Example data explanation :
长度01 A2后面的字节: 00 表示Y-DC, tablenum=0; 10表示Y-AC, tablenum=1;01表示Cb-DC,tablenum=2;11表示Cb-AC,tablenum=3;
后面的数据依次是bits位数的个数表,bits位数表(码表);
根据这个重建Huffman表,得到size与code表;
DHT后面是SOS数据,实际的数据流从E2 E8 A2 8A F9 93 F7 开始
Huffman解码时,每次读取32bit数据,此次前4字节数据为E2 E8 A2 8A,转换城二进制数据为:
1110 0010 1110 1000 1010 0010 10000 1010
首次编码的数据一定是Y-DC,所以这里可跟表2匹配:匹配二进制数据的长度与Huffman_size相等,内容与Huffman_code相等的二进制数据段,记录下Huffman的ID号,此时匹配上的1110, 码字长度为4,对应的DHT权值为6,即后面需要读取6 bits数据(001011)作为该组数据,对应的实际DCT量化后的数据值为-53。
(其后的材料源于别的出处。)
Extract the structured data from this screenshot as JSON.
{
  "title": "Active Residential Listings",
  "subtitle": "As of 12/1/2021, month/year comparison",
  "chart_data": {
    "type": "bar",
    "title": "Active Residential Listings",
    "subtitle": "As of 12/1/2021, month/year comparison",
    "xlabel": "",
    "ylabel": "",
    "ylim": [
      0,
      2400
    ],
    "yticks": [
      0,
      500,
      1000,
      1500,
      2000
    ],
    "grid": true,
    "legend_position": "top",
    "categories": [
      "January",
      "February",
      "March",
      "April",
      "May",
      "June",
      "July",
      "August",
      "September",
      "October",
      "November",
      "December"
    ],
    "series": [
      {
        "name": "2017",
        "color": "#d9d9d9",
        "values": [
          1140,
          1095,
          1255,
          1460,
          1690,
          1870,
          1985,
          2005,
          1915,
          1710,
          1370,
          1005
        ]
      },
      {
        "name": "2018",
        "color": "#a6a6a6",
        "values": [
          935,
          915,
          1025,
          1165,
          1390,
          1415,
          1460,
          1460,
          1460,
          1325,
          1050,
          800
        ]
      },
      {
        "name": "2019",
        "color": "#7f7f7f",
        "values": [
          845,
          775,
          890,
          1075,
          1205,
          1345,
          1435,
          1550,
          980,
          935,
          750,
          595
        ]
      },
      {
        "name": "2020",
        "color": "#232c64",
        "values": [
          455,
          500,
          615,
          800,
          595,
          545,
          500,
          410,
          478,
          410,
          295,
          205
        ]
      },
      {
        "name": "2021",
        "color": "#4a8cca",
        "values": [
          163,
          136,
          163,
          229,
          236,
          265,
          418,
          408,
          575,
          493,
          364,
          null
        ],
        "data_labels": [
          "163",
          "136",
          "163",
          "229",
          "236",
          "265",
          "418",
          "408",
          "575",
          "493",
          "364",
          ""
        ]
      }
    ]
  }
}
【(001011对应10进制数据为11) 故数据为:11- (1<<6) ==> -53 】,此次计算共用的bit位数为4+6 = 10,所以下一组数据从偏移10bits开始,依次类推,可得出下如下数据:
1110 0010 11 101 0001 010 0 010 1 0000 1010
二进制数据 | 1110 0010 11 | 101 0001 | 010 0 | 010 1 | 00 | 00 | 1010 后面读byte数据,补足32bit,再做Huffman解码,如: 1010 (F9)(93) (F7) |
... |
实际数值 | -53 | -14 | -1 | 1 | 0 | 0 | ... | |
说明 | 4bits码字,6bits数据 | 3bits码字,4bits数据 | 3bits码字,1bits数据 | 3bits码字,1bits数据 | 2bits数据 | ... |
当数据长度不够时,可从后面读取byte的数据以填充,以补足32 bits数据做Huffman解码。
Y-AC,Cb-DC,Cb-AC也依次类推得到相应的数据值。